Bucknell University Catalog, 2007-08, p. 1
Bucknell is a unique national university where liberal arts and professional progrrams complement each other. Bucknell educates men and women for a lifetime of critical thinking and strong leadership characterized by continued intellectual exploration, creativity, and imagination. A Bucknell education enables students to interact daily with faculty who exemplify a passion for learning and a dedication to teaching and scholarship. Bucknell fosters a residential, co-curricular environment in which students develop intellectual maturity, personal conviction, and strength of character, informed by a deep understanding of different cultures an diverse perspectives. Bucknell seeks to educate its students to serve the common good and to promote justice in ways sensitive to the moral and ethical dimensions of life.
Bucknell University Catalog, 2005-06,
.....Bucknell expects its students to be concerned with two closely related
types of development: that of the productive citizen and that of the person
working toward intellectual maturity and self-awareness. Bucknell's education
program stresses the perpetration of all of its students for the exercise
of high responsibility in all phases of society. The undergraduate experience
serves as a catalyst for the student's intellectual development and as a
means of fostering the growth of each individual's capacity for self-awareness
and sustained commitment to learning.
Because our society presents continuing challenges to values, students are
encouraged to cultivate respect for other individuals and cultures, enhancing
in the course of this pursuit their own moral sensitivity, personal creativity,
and emotional stability. At the same time, Bucknell's residential character
provides a matrix within which institutional programs and practices that
exemplify compassion, civility, and a sense of justice from an aspect of
the educational experience.
1. To provide a broad curriculum which includes the humanities, social sciences,
natural sciences and professional studies in engineering, education, and management.

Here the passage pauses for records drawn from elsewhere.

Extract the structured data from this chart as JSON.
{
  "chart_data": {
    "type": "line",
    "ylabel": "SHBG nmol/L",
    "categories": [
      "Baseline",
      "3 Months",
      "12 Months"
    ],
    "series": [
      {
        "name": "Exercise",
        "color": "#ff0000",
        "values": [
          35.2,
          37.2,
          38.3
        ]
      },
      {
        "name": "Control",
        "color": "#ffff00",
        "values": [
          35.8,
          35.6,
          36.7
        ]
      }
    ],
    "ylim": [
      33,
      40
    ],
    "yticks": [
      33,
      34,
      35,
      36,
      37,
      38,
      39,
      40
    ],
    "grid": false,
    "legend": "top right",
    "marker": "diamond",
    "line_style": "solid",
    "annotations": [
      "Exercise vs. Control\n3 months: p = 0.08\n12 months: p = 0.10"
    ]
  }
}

2. To recruit a diverse student body of controlled size composed of talented
men and women
3. To educate students for the exercise of high responsibility in all
phases of society.
4. To develop in students the qualities of self-awareness, personal creativity,
and a lifelong interest in learning
5. To develop in students broad analytical and transferable habits of
6. To develop new experiences that will enable students to grow in moral
sensitivity and in respect for other persons.
7. To engage in institutional programs and practices that exemplify compassion,
civility, and a sense of justice.
Bucknell University Catalog, 2005-06,
Each first-year student will enroll in a small seminar of about
15 students, usually in the fall semester. Foundations Seminars are offered
by many different faculty and focus on a wide vary of subjects. Whatever the
topics, they are designed to cultivate the attitudes, skills, and knowledge
necessary for students to benefit maximally from a Bucknell education and to
negotiate the complexities of the modern world. The seminars will stress the
following: active, independent learning; collaborative learning; development
of students' capacity for analysis, reflection judgment, and creativity; multiple
perspectives, and development of skills students need in order to engage in
intellectual endeavors at Bucknell and beyond. These courses will address foundational
skills in reading, writing, listening, and speaking, and also develop students'
ability to use the library effectively and to use computers (e.g. word processing,
simulations, use of a database, or analysis of data).

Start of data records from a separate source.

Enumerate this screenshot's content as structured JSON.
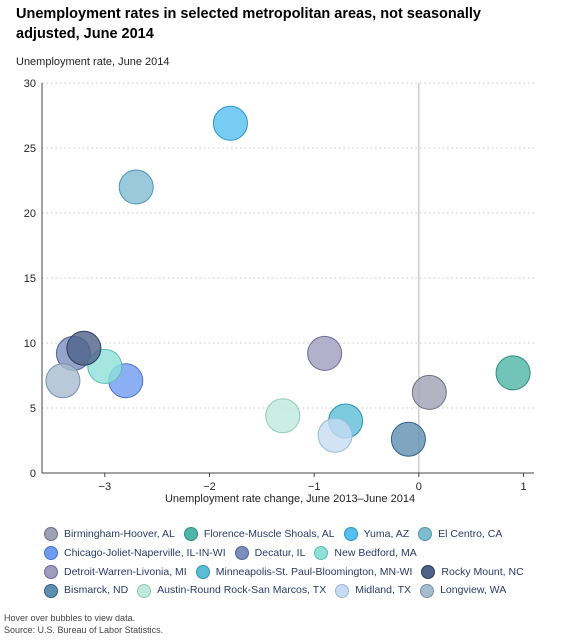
{
  "chart_data": {
    "type": "scatter",
    "title": "Unemployment rates in selected metropolitan areas, not seasonally adjusted, June 2014",
    "ylabel": "Unemployment rate, June 2014",
    "xlabel": "Unemployment rate change, June 2013–June 2014",
    "xlim": [
      -3.6,
      1.1
    ],
    "ylim": [
      0,
      30
    ],
    "xticks": [
      -3,
      -2,
      -1,
      0,
      1
    ],
    "yticks": [
      0,
      5,
      10,
      15,
      20,
      25,
      30
    ],
    "grid": "horizontal-dotted",
    "legend_position": "bottom",
    "series": [
      {
        "name": "Birmingham-Hoover, AL",
        "x": 0.1,
        "y": 6.2,
        "color": "#a0a0b4",
        "stroke": "#6f6f86"
      },
      {
        "name": "Florence-Muscle Shoals, AL",
        "x": 0.9,
        "y": 7.7,
        "color": "#4fb5a8",
        "stroke": "#2f8c80"
      },
      {
        "name": "Yuma, AZ",
        "x": -1.8,
        "y": 26.9,
        "color": "#55bff0",
        "stroke": "#2a95c8"
      },
      {
        "name": "El Centro, CA",
        "x": -2.7,
        "y": 22.0,
        "color": "#7fbcd2",
        "stroke": "#4e95ae"
      },
      {
        "name": "Chicago-Joliet-Naperville, IL-IN-WI",
        "x": -2.8,
        "y": 7.1,
        "color": "#6f9bf0",
        "stroke": "#4a73cf"
      },
      {
        "name": "Decatur, IL",
        "x": -3.3,
        "y": 9.2,
        "color": "#7a8dbd",
        "stroke": "#4f6499"
      },
      {
        "name": "New Bedford, MA",
        "x": -3.0,
        "y": 8.2,
        "color": "#8fe0d8",
        "stroke": "#5cbdb2"
      },
      {
        "name": "Detroit-Warren-Livonia, MI",
        "x": -0.9,
        "y": 9.2,
        "color": "#a09cbe",
        "stroke": "#6e6a96"
      },
      {
        "name": "Minneapolis-St. Paul-Bloomington, MN-WI",
        "x": -0.7,
        "y": 4.0,
        "color": "#5bbed6",
        "stroke": "#2f93ad"
      },
      {
        "name": "Rocky Mount, NC",
        "x": -3.2,
        "y": 9.6,
        "color": "#4e6288",
        "stroke": "#2d3d60"
      },
      {
        "name": "Bismarck, ND",
        "x": -0.1,
        "y": 2.6,
        "color": "#5f8fb0",
        "stroke": "#345f80"
      },
      {
        "name": "Austin-Round Rock-San Marcos, TX",
        "x": -1.3,
        "y": 4.4,
        "color": "#bfe9dc",
        "stroke": "#8fcab7"
      },
      {
        "name": "Midland, TX",
        "x": -0.8,
        "y": 2.9,
        "color": "#c6dcf2",
        "stroke": "#9ab8d8"
      },
      {
        "name": "Longview, WA",
        "x": -3.4,
        "y": 7.1,
        "color": "#a8bccf",
        "stroke": "#7990a8"
      }
    ]
  },
  "notes": {
    "hover": "Hover over bubbles to view data.",
    "source": "Source: U.S. Bureau of Labor Statistics."
  }
}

Foundation Seminar - Learning Objectives
1) Fostering the intellectual development of first-year students through reading, speaking, listening, and writing.

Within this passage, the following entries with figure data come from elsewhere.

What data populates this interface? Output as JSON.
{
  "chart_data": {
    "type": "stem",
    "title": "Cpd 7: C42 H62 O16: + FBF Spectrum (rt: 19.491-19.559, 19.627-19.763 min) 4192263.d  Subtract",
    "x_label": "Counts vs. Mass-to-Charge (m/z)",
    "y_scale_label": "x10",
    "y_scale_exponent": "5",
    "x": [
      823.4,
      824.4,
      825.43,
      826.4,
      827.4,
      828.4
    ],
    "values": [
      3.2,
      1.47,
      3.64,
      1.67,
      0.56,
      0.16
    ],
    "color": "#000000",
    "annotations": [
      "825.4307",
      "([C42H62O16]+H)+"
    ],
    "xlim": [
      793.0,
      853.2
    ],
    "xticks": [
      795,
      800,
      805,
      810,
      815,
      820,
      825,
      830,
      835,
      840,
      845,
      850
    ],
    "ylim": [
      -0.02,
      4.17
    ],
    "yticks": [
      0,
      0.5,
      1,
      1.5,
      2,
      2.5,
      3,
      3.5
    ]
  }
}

Intellectual development implies improving students' ability to analyze, evaluate, and interpret materials they encounter (texts, performances, works of art, the phenomena of society and nature), to synthesize and communicate the results of their studies, and to create works of their own demonstrating the acquisition of new knowledge or application of their learning. This process increases the first-year student's capacity for critical (or higher-order) thinking complemented by the creative dimensions of imagination and insight. Through exposure to different perspectives in the Foundation courses, whether complementary or conflicting, students realize the limitations of a single viewpoint as they understand the nature and uses of evidence and practice well-reasoned and persuasive argumentation.
2) Promoting active learning and responsibility, thereby motivating students to become accountable for their own learning.
Students should come to value and to emulate the characteristics of an engaged learner by taking responsibility for their own learning and understanding how specific activities are related to the learning goals of a course. They will learn to evaluate their own learning, and if necessary, will seek assistance in order to achieve educational objectives. The students will also begin to understand that learning is a social act that requires collaboration, intentional participation, self-awareness, and self-motivation.